Schwäbische Zeitung (Laupheim)
„Reichsbürger“sprengt Grünen-Talk
Landtags-Kandidat Jungwirth wollte eigentlich mit seiner Parteichefin über die Wirtschaft reden
ULM - Es war als „Dialoggespräch“angekündigt. Gemeinsam mit der Landesvorsitzenden der Grünen, Sandra Detzer, wollte Robert Jungwirth, der grüne Landtagskandidat für den Wahlkreis 65 (Ehingen), am Donnerstagmittag mit interessierten Zuhörern über die grüne Wirtschaft von morgen plaudern. Doch das fiel ins Wasser.
Jungwirth sagte das Zoom-Gespräch kurzerhand ab. Begründung: Georg Schöll, der in Berghülen eine Photovoltaik-Firma aufgebaut hat (Galaxy Energy) und als Energie-Experte zugeschaltet werden sollte, gehört der Reichsbürgerszene an.
Der „Schwäbischen Zeitung“teilte Jungwirth mit, dass er Schöll in der Nacht auf Donnerstag per Mail ausgeladen habe. Das Zoom-Gespräch mit der grünen Landeschefin könne demnach nicht stattfinden.
Alle, die sich dafür angemeldet hatten, wollte Jungwirth mit dem regulären Beginn des Zoom-Meetings am Donnerstag um 13 Uhr über die Absage informieren. Er begründet die Absage folgendermaßen: Menschen, die die Bundesrepublik ablehnen, könne und wolle er keine Plattform geben.
Dass Schöll zur Reichsbürger-Szene gehört, habe er erst spät am Mittwoch erfahren.
Der „Schwäbischen Zeitung“sagt Schöll am Donnerstag, dass er damit leben könne, ausgeladen worden zu sein. Allerdings: Als Reichsbürger sehe er sich nicht. Jedoch sehr wohl als Mitglied des „Königreichs Deutschland“.
Aus der BRD, sagt Schöll, sei er vor zwei Jahren ausgetreten. Aus diesem Grund nehme er auch nicht mehr teil an Wahlen, wie sie im März und im September stattfinden (Landtags- und Bundestagswahl).

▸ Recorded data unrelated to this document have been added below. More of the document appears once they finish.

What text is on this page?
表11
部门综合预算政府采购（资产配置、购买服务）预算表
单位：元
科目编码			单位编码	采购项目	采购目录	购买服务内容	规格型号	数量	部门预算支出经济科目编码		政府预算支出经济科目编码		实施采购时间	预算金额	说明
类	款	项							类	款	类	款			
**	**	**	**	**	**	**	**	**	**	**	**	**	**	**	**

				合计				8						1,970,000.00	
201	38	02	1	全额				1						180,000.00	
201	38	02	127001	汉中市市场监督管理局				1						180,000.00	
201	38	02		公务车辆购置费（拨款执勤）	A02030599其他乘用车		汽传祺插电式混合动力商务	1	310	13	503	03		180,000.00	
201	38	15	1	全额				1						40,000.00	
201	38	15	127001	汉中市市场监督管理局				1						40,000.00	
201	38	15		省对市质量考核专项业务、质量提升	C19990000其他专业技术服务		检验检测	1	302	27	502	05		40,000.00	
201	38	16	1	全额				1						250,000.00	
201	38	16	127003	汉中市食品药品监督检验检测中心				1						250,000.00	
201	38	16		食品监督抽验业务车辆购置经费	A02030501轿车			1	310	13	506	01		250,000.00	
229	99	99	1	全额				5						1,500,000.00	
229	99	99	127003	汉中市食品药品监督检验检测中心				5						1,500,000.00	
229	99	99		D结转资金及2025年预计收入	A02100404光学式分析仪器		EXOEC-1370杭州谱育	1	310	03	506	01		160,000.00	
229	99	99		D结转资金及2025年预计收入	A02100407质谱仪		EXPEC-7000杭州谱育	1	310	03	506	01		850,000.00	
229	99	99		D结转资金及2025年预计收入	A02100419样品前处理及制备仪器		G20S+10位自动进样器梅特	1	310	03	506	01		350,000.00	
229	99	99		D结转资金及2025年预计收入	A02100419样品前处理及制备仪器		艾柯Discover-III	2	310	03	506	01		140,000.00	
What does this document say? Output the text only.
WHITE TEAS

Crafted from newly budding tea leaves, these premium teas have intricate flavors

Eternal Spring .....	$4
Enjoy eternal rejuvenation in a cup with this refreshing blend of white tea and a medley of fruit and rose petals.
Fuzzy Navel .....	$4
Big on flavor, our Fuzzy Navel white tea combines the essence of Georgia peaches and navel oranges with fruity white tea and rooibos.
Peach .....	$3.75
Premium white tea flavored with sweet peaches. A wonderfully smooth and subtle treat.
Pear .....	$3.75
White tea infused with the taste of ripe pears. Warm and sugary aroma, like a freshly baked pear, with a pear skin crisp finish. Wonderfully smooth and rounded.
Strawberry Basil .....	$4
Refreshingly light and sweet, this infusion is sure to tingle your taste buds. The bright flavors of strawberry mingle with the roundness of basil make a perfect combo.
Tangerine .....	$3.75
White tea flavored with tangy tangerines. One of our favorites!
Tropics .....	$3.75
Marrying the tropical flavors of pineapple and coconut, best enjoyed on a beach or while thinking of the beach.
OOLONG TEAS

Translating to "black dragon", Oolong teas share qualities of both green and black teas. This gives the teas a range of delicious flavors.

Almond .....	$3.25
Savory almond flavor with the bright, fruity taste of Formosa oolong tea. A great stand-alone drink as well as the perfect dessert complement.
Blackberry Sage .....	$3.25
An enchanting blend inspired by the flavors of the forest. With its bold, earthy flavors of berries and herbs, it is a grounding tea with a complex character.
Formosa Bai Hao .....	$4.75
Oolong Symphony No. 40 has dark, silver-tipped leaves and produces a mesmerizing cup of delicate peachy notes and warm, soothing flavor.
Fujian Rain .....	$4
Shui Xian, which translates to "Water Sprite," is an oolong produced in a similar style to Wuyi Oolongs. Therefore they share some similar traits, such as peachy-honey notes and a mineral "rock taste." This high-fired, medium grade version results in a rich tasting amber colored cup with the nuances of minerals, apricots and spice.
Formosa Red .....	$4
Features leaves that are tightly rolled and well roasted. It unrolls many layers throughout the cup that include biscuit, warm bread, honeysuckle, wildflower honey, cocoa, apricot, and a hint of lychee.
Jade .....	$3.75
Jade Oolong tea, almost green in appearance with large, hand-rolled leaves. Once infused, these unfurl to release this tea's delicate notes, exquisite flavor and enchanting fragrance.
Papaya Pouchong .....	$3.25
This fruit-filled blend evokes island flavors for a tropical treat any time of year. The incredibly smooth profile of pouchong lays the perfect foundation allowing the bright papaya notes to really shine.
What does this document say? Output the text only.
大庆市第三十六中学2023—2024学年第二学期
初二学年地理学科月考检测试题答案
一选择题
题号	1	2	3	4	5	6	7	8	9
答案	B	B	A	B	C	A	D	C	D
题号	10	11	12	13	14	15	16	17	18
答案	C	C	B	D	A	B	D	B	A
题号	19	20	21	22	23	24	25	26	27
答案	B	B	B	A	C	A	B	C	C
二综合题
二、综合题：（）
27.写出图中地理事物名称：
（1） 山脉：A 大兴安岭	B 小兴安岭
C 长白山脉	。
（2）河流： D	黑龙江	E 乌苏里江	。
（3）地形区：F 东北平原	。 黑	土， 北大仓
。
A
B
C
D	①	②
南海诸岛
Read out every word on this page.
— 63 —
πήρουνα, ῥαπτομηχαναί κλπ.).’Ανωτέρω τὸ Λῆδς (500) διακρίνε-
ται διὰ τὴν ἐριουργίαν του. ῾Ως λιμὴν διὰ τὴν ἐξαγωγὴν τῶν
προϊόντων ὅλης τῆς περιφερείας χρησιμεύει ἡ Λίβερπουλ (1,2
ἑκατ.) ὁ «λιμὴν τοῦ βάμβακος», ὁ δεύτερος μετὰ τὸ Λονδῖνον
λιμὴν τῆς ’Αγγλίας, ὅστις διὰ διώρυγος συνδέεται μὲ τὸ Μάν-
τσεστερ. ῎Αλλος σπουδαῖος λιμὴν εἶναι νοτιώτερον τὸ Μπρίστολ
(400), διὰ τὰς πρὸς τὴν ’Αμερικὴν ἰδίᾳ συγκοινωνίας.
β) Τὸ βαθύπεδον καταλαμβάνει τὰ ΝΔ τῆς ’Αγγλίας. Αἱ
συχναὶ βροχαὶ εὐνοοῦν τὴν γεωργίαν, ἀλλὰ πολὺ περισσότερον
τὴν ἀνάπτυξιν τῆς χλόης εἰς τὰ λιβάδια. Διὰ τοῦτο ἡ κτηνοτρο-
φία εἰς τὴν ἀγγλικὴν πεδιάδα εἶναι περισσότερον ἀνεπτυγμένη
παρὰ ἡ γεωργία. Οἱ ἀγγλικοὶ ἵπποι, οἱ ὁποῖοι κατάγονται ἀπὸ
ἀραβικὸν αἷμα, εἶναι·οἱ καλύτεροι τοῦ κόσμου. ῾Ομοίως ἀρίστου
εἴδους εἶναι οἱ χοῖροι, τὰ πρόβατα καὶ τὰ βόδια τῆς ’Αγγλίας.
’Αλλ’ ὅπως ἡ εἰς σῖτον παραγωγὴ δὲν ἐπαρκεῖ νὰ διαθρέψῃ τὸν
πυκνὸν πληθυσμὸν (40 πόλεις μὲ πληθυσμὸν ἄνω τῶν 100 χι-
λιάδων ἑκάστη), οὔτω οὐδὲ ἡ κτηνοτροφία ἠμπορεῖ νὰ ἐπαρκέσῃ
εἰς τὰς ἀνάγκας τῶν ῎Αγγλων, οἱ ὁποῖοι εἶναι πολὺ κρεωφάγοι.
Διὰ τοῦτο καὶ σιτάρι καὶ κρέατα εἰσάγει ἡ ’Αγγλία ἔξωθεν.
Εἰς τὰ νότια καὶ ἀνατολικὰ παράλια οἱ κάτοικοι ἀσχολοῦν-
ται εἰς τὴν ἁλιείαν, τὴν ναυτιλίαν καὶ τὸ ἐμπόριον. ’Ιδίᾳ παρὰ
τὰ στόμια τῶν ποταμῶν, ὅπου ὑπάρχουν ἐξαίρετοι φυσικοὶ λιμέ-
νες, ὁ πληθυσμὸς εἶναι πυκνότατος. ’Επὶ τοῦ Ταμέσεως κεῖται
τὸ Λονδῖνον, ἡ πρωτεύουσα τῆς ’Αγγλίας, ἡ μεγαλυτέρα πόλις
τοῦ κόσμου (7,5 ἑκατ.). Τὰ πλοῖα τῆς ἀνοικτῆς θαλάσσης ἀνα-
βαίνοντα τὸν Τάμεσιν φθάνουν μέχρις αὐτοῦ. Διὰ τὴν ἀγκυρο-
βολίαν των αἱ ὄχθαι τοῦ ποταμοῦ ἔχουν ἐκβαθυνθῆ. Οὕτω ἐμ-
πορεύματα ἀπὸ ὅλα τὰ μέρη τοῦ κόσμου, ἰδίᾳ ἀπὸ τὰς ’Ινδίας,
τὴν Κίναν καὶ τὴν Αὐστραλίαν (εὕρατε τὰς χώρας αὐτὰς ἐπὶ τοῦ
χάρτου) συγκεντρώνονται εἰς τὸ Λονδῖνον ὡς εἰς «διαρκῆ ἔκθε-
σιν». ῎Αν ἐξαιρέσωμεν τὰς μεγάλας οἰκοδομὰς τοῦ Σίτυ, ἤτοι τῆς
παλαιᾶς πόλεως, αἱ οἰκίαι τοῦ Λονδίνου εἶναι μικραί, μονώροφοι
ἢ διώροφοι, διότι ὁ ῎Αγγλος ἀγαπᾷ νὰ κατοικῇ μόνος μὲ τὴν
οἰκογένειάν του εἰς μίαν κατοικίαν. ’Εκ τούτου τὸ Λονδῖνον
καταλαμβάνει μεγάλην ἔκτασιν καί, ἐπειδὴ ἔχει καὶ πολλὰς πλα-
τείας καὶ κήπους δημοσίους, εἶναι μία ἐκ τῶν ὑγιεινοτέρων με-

Wie es sich für einen echten Untertan des „Königreichs Deutschland“gehört, kann sich Schöll sogar mit einem eigenen Pass des „Königreichs“ausweisen. An der ein oder anderen Landesgrenze sei dieser von den Beamten sogar schon akzeptiert worden, erklärt er.
Beheimatet sein soll das „Königreich“in Wittenberg. Oberster Repräsentant: Peter Fitzek, der „König von Deutschland“.
In Ulm hatte dieser 2019 eine „Gemeinwohlkasse“eröffnet, Polizei und Staatsanwaltschaft haben den schillernden wie obskuren „König“auf dem Schirm. Die westliche Demokratie bezeichnete Fitzek schon mal als „satanisches System“und deutete auch schon an, Wunder vollbringen zu können.
Georg Schöll ficht das alles nicht an. Auch der Umstand nicht, dass die Reichsbürger-Szene in ihrer Gesamtheit vom Verfassungsschutz als „staatsfeindlich“eingestuft wird. Im Gegenteil: Fitzek war sogar schon zu Gast bei Schöll in Berghülen, wo ihm dieser den Hof machte. Schöll selbst bezeichnet Recht, Freiheit und Gleichheit in Deutschland als „leere Phrasen“. Es ginge nur um „Macht und
Einfluss“– sowie „um Ausbeutung und Knechtung der deutschstämmigen Bevölkerung“.
Berghülens Bürgermeister Bernd Mangold will sich auf Anfrage nicht äußern zu seinem Gemeindemitglied Schöll. Am Ortseingang befindet sich das markante Firmengebäude von Galaxy Energy. Die Firma bietet vor allem Photovoltaik-Lösungen für Gebäude an, im Fuhrpark selbstredend ein Tesla. Auf der Homepage schmückt sich die Firma mit vielen Preisen und Auszeichnungen, darunter ein Innovations-Zertifikat des Wirtschaftsministeriums.
Den Grundstein für seine Solar-Firma, die auch von Politikern schon als vorbildhaftes sowie innovatives Unternehmen gepriesen und besucht wurde (Manuel Hagel war schon da, auch Hilde Mattheis), legte Schöll im Jahr 1992. Aus der Geschäftsführung hat sich Schöll vor drei Jahren zurückgezogen. Darum würden sich nun seine drei Kinder kümmern. Mitglieder des „Königreichs Deutschland“seien diese, sagt Schöll, allerdings nicht.